Прошли в комнату, женщина осмотрела ногу, поцокала языком, ушла в сарай. Через некоторое время вернулась, поставила на плиту котелок, набросала туда травы, каких–то кореньев, дала воде вскипеть и сняла котелок. А Саше говорит:
— Вон, видишь в полу в доске дырка от сучка выпавшего. Ну–ка встань на эту дырку пяткой.

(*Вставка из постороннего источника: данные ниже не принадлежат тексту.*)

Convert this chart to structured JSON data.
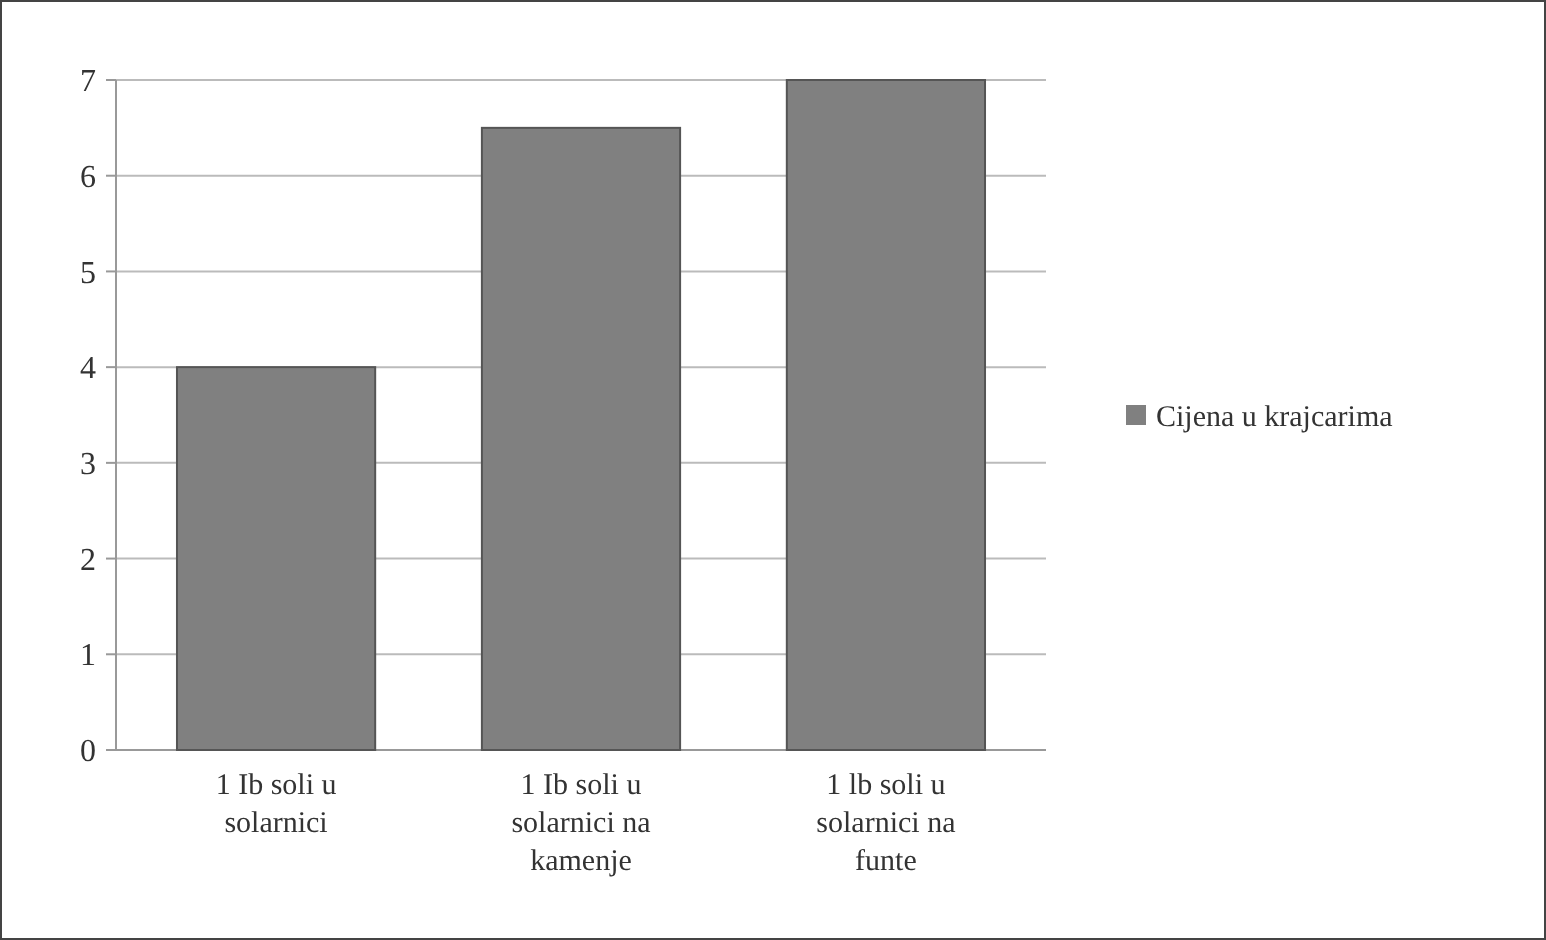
{
  "chart_data": {
    "type": "bar",
    "categories": [
      "1 Ib soli u solarnici",
      "1 Ib soli u solarnici na kamenje",
      "1 lb soli u solarnici na funte"
    ],
    "series": [
      {
        "name": "Cijena u krajcarima",
        "color": "#808080",
        "values": [
          4,
          6.5,
          7
        ]
      }
    ],
    "ylim": [
      0,
      7
    ],
    "yticks": [
      0,
      1,
      2,
      3,
      4,
      5,
      6,
      7
    ],
    "grid": "y",
    "legend": "right"
  }
}
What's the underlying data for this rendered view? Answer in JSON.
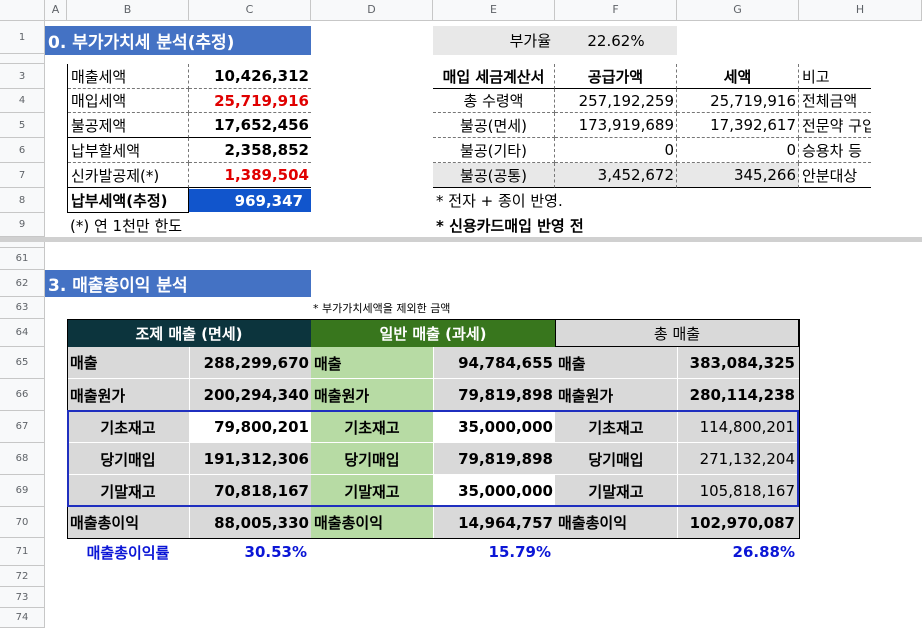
{
  "columns": [
    "A",
    "B",
    "C",
    "D",
    "E",
    "F",
    "G",
    "H"
  ],
  "rows": [
    "1",
    "2",
    "3",
    "4",
    "5",
    "6",
    "7",
    "8",
    "9",
    "61",
    "62",
    "63",
    "64",
    "65",
    "66",
    "67",
    "68",
    "69",
    "70",
    "71",
    "72",
    "73",
    "74"
  ],
  "vat": {
    "title": "0. 부가가치세 분석(추정)",
    "rate_label": "부가율",
    "rate_value": "22.62%",
    "left_items": [
      {
        "label": "매출세액",
        "value": "10,426,312"
      },
      {
        "label": "매입세액",
        "value": "25,719,916"
      },
      {
        "label": "불공제액",
        "value": "17,652,456"
      },
      {
        "label": "납부할세액",
        "value": "2,358,852"
      },
      {
        "label": "신카발공제(*)",
        "value": "1,389,504"
      },
      {
        "label": "납부세액(추정)",
        "value": "969,347"
      }
    ],
    "note_left": "(*) 연 1천만 한도",
    "table_headers": [
      "매입 세금계산서",
      "공급가액",
      "세액",
      "비고"
    ],
    "table_rows": [
      {
        "label": "총 수령액",
        "supply": "257,192,259",
        "tax": "25,719,916",
        "note": "전체금액"
      },
      {
        "label": "불공(면세)",
        "supply": "173,919,689",
        "tax": "17,392,617",
        "note": "전문약 구입"
      },
      {
        "label": "불공(기타)",
        "supply": "0",
        "tax": "0",
        "note": "승용차 등"
      },
      {
        "label": "불공(공통)",
        "supply": "3,452,672",
        "tax": "345,266",
        "note": "안분대상"
      }
    ],
    "note1": "* 전자 + 종이 반영.",
    "note2": "* 신용카드매입 반영 전"
  },
  "gross": {
    "title": "3. 매출총이익 분석",
    "footnote": "* 부가가치세액을 제외한 금액",
    "groups": [
      {
        "header": "조제 매출 (면세)",
        "sales_label": "매출",
        "sales": "288,299,670",
        "cogs_label": "매출원가",
        "cogs": "200,294,340",
        "begin_label": "기초재고",
        "begin": "79,800,201",
        "purchase_label": "당기매입",
        "purchase": "191,312,306",
        "end_label": "기말재고",
        "end": "70,818,167",
        "profit_label": "매출총이익",
        "profit": "88,005,330",
        "margin": "30.53%"
      },
      {
        "header": "일반 매출 (과세)",
        "sales_label": "매출",
        "sales": "94,784,655",
        "cogs_label": "매출원가",
        "cogs": "79,819,898",
        "begin_label": "기초재고",
        "begin": "35,000,000",
        "purchase_label": "당기매입",
        "purchase": "79,819,898",
        "end_label": "기말재고",
        "end": "35,000,000",
        "profit_label": "매출총이익",
        "profit": "14,964,757",
        "margin": "15.79%"
      },
      {
        "header": "총 매출",
        "sales_label": "매출",
        "sales": "383,084,325",
        "cogs_label": "매출원가",
        "cogs": "280,114,238",
        "begin_label": "기초재고",
        "begin": "114,800,201",
        "purchase_label": "당기매입",
        "purchase": "271,132,204",
        "end_label": "기말재고",
        "end": "105,818,167",
        "profit_label": "매출총이익",
        "profit": "102,970,087",
        "margin": "26.88%"
      }
    ],
    "margin_label": "매출총이익률"
  }
}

Он встал с трудом, я его за руку поддерживаю. Стоит. А женщина ходит вокруг и что–то шепчет, не разобрать. Что–то, вроде: «уходи немогуха в дыру, уходи агнь в холоду, в дыру провались…».
Так минут десять ходила и бормотала. А потом уложила его на свою кровать и дала испить из котелка. Весь заставила выпить, больше литра. И мне говорит:
— Он сейчас заснет и спать будет сутки.
Я ее спрашиваю:
— А вы где будете?
— У меня за занавеской вторая кровать есть. А ты, хочешь здесь побудь, в сарае поспишь, а хочешь — езжай, завтра приедешь.
Ну я в сарае расположился.
Утром зашел в хату, Саня еще спит. Погулял по деревне, с мужиками поболтал, пивка с ними выпил с хариусом вяленым. Пришел обратно. Саша уже проснулся. И нога — как новенькая. Нет, конечно, отек еще имеется и краснота, но видно, что пошла на поправку.
Поблагодарили женщину, хотели ей денег дать — отказалась. Не положено, говорит, за это деньги брать. Вы лучше продуктов каких пришлите.
Поплыли на лодке домой. Через три дня совсем нога зажила. И Саша отвез этой женщине мешок муки и ящик тушенки.
Воспоминания натолкнули на неожиданную идею
— Слушай, — сказал я, — а ваши люди сколько живут?
— Как сколько? Обычно. Сколько хотят.
— Нет, ты не понял. Я имею ввиду — по времени. Вот у нас обычно люди живут лет семьдесят — восемьдесят. Потом умирают. Ты знаешь, сколько это — год?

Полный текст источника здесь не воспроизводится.